Set Up Business in Thailand and Embrace Its Rich Culture
For manufacturing companies especially, the best option is certainly to set up business in Thailand, thanks to the skilled yet affordable workforce, generous tax incentives, the country’s ASEAN membership and a vast network of suppliers and corporate customers.
It’s feasible to set up business in Thailand, as it is the 22nd most attractive consumer market in the world. This is according to the renowned World Economic Forum, Further, here are other reasons why investors are keen on doing so:
Foreign Investments Made Easy
Foreign investments in several sectors are available for international investors to leverage on, and these sectors include electronic, chemical, paper, plastics and metal products. All these sectors will benefit from a corporation tax holiday of up to eight years, exemption from import duties on machinery and raw materials, and even simplified customs procedures and permission to own land.
Transporting Goods Is Easy
Conducting business in Thailand through rail, air, land and sea is a breeze, since Thailand’s transportation network is considered the 4th best in South East Asia.
Free Trade Zones Have an Advantage
Companies which are incorporated within any of Thailand’s 12 free trade zones will enjoy several advantages. These advantages include VAT exemption, no import and export duties imposed, and up to eight years of tax holiday for promoted activities. They may even own land upon getting permission from the government.
Regional Headquarters Benefits
Enjoy only 10% of corporate tax when you set up business in Thailand. The government levies on any income received from subsidiaries, which include royalties, interest and intellectual property and management fees. Dividends which are received from international subsidiaries are also free from Thailand’s corporate income tax.

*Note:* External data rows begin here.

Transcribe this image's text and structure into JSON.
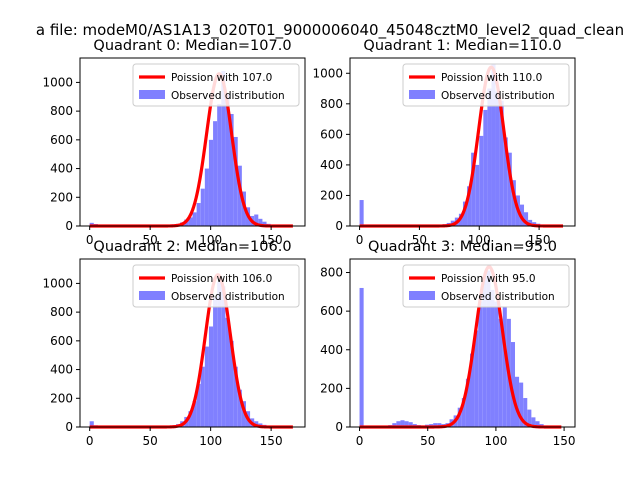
{
  "figure": {
    "suptitle": "a file: modeM0/AS1A13_020T01_9000006040_45048cztM0_level2_quad_clean"
  },
  "chart_data": [
    {
      "type": "bar",
      "title": "Quadrant 0: Median=107.0",
      "legend": {
        "placement": "top-right",
        "line_label": "Poission with 107.0",
        "hist_label": "Observed distribution"
      },
      "colors": {
        "line": "#ff0000",
        "hist": "#8080ff"
      },
      "xlim": [
        -8,
        178
      ],
      "ylim": [
        0,
        1170
      ],
      "xticks": [
        0,
        50,
        100,
        150
      ],
      "yticks": [
        0,
        200,
        400,
        600,
        800,
        1000
      ],
      "poisson_mean": 107.0,
      "poisson_peak": 1060,
      "bin_width": 3.4,
      "bins": [
        [
          0,
          22
        ],
        [
          3.4,
          14
        ],
        [
          6.8,
          9
        ],
        [
          10.2,
          7
        ],
        [
          13.6,
          6
        ],
        [
          64.6,
          8
        ],
        [
          68,
          12
        ],
        [
          71.4,
          15
        ],
        [
          74.8,
          25
        ],
        [
          78.2,
          45
        ],
        [
          81.6,
          60
        ],
        [
          85,
          95
        ],
        [
          88.4,
          160
        ],
        [
          91.8,
          260
        ],
        [
          95.2,
          400
        ],
        [
          98.6,
          600
        ],
        [
          102,
          730
        ],
        [
          105.4,
          850
        ],
        [
          108.8,
          1080
        ],
        [
          112.2,
          920
        ],
        [
          115.6,
          780
        ],
        [
          119,
          620
        ],
        [
          122.4,
          420
        ],
        [
          125.8,
          240
        ],
        [
          129.2,
          130
        ],
        [
          132.6,
          70
        ],
        [
          136,
          80
        ],
        [
          139.4,
          50
        ],
        [
          142.8,
          30
        ],
        [
          146.2,
          15
        ],
        [
          149.6,
          10
        ]
      ]
    },
    {
      "type": "bar",
      "title": "Quadrant 1: Median=110.0",
      "legend": {
        "placement": "top-right",
        "line_label": "Poission with 110.0",
        "hist_label": "Observed distribution"
      },
      "colors": {
        "line": "#ff0000",
        "hist": "#8080ff"
      },
      "xlim": [
        -8,
        180
      ],
      "ylim": [
        0,
        1100
      ],
      "xticks": [
        0,
        50,
        100,
        150
      ],
      "yticks": [
        0,
        200,
        400,
        600,
        800,
        1000
      ],
      "poisson_mean": 110.0,
      "poisson_peak": 1040,
      "bin_width": 3.4,
      "bins": [
        [
          0,
          170
        ],
        [
          3.4,
          5
        ],
        [
          40,
          8
        ],
        [
          66,
          8
        ],
        [
          69.4,
          12
        ],
        [
          72.8,
          20
        ],
        [
          76.2,
          35
        ],
        [
          79.6,
          55
        ],
        [
          83,
          80
        ],
        [
          86.4,
          160
        ],
        [
          89.8,
          260
        ],
        [
          93.2,
          480
        ],
        [
          96.6,
          400
        ],
        [
          100,
          590
        ],
        [
          103.4,
          760
        ],
        [
          106.8,
          900
        ],
        [
          110.2,
          1060
        ],
        [
          113.6,
          880
        ],
        [
          117,
          820
        ],
        [
          120.4,
          580
        ],
        [
          123.8,
          480
        ],
        [
          127.2,
          300
        ],
        [
          130.6,
          200
        ],
        [
          134,
          140
        ],
        [
          137.4,
          90
        ],
        [
          140.8,
          40
        ],
        [
          144.2,
          25
        ],
        [
          147.6,
          15
        ],
        [
          151,
          10
        ]
      ]
    },
    {
      "type": "bar",
      "title": "Quadrant 2: Median=106.0",
      "legend": {
        "placement": "top-right",
        "line_label": "Poission with 106.0",
        "hist_label": "Observed distribution"
      },
      "colors": {
        "line": "#ff0000",
        "hist": "#8080ff"
      },
      "xlim": [
        -8,
        178
      ],
      "ylim": [
        0,
        1170
      ],
      "xticks": [
        0,
        50,
        100,
        150
      ],
      "yticks": [
        0,
        200,
        400,
        600,
        800,
        1000
      ],
      "poisson_mean": 106.0,
      "poisson_peak": 1060,
      "bin_width": 3.4,
      "bins": [
        [
          0,
          40
        ],
        [
          3.4,
          12
        ],
        [
          6.8,
          8
        ],
        [
          10.2,
          6
        ],
        [
          64.6,
          8
        ],
        [
          68,
          12
        ],
        [
          71.4,
          20
        ],
        [
          74.8,
          40
        ],
        [
          78.2,
          70
        ],
        [
          81.6,
          110
        ],
        [
          85,
          180
        ],
        [
          88.4,
          300
        ],
        [
          91.8,
          420
        ],
        [
          95.2,
          560
        ],
        [
          98.6,
          700
        ],
        [
          102,
          900
        ],
        [
          105.4,
          1010
        ],
        [
          108.8,
          980
        ],
        [
          112.2,
          760
        ],
        [
          115.6,
          600
        ],
        [
          119,
          420
        ],
        [
          122.4,
          260
        ],
        [
          125.8,
          180
        ],
        [
          129.2,
          110
        ],
        [
          132.6,
          60
        ],
        [
          136,
          40
        ],
        [
          139.4,
          25
        ],
        [
          142.8,
          15
        ],
        [
          146.2,
          10
        ]
      ]
    },
    {
      "type": "bar",
      "title": "Quadrant 3: Median=95.0",
      "legend": {
        "placement": "top-right",
        "line_label": "Poission with 95.0",
        "hist_label": "Observed distribution"
      },
      "colors": {
        "line": "#ff0000",
        "hist": "#8080ff"
      },
      "xlim": [
        -7,
        158
      ],
      "ylim": [
        0,
        870
      ],
      "xticks": [
        0,
        50,
        100,
        150
      ],
      "yticks": [
        0,
        200,
        400,
        600,
        800
      ],
      "poisson_mean": 95.0,
      "poisson_peak": 830,
      "bin_width": 3,
      "bins": [
        [
          0,
          720
        ],
        [
          3,
          5
        ],
        [
          21,
          10
        ],
        [
          24,
          20
        ],
        [
          27,
          30
        ],
        [
          30,
          35
        ],
        [
          33,
          30
        ],
        [
          36,
          25
        ],
        [
          39,
          15
        ],
        [
          42,
          10
        ],
        [
          45,
          8
        ],
        [
          48,
          12
        ],
        [
          51,
          15
        ],
        [
          54,
          20
        ],
        [
          57,
          20
        ],
        [
          60,
          15
        ],
        [
          63,
          20
        ],
        [
          66,
          40
        ],
        [
          69,
          60
        ],
        [
          72,
          100
        ],
        [
          75,
          150
        ],
        [
          78,
          250
        ],
        [
          81,
          380
        ],
        [
          84,
          500
        ],
        [
          87,
          650
        ],
        [
          90,
          780
        ],
        [
          93,
          810
        ],
        [
          96,
          710
        ],
        [
          99,
          650
        ],
        [
          102,
          560
        ],
        [
          105,
          620
        ],
        [
          108,
          560
        ],
        [
          111,
          440
        ],
        [
          114,
          260
        ],
        [
          117,
          230
        ],
        [
          120,
          150
        ],
        [
          123,
          90
        ],
        [
          126,
          50
        ],
        [
          129,
          30
        ],
        [
          132,
          15
        ],
        [
          135,
          8
        ],
        [
          138,
          5
        ],
        [
          141,
          3
        ]
      ]
    }
  ]
}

Regional Operating Headquarters set up in Thailand can own land in the country and will be free from any currency controls and overseas remittance restrictions. These companies will also be free to employ as much expatriate talent as they need.
Tax Incentives Provided by the Government
The government of Thailand wants to attractive foreign investors into the country for the good of the economy. This is why they have introduced attractive tax incentives for the benefit of these international investors. Among the benefits that international investors can look forward to include corporate tax holidays which can be granted by the Thailand Board of Investment to companies that are investing in the designated industries. Designated industries here refer to the following industries:
- agro-industry
- alternative energy
- automotive
- electronics
- ICT
- entertainment
- fashion
- healthcare
- tourism
Companies will also be able to claim as much as a 200% rebate on any research and development costs incurred during their business operations. Also, they may claim a 200% deduction for job training expenses. These include expenditure on salaries paid to disabled employees.
All businesses operating in Thailand will be able to carry forward their losses for up to 5 years if needed.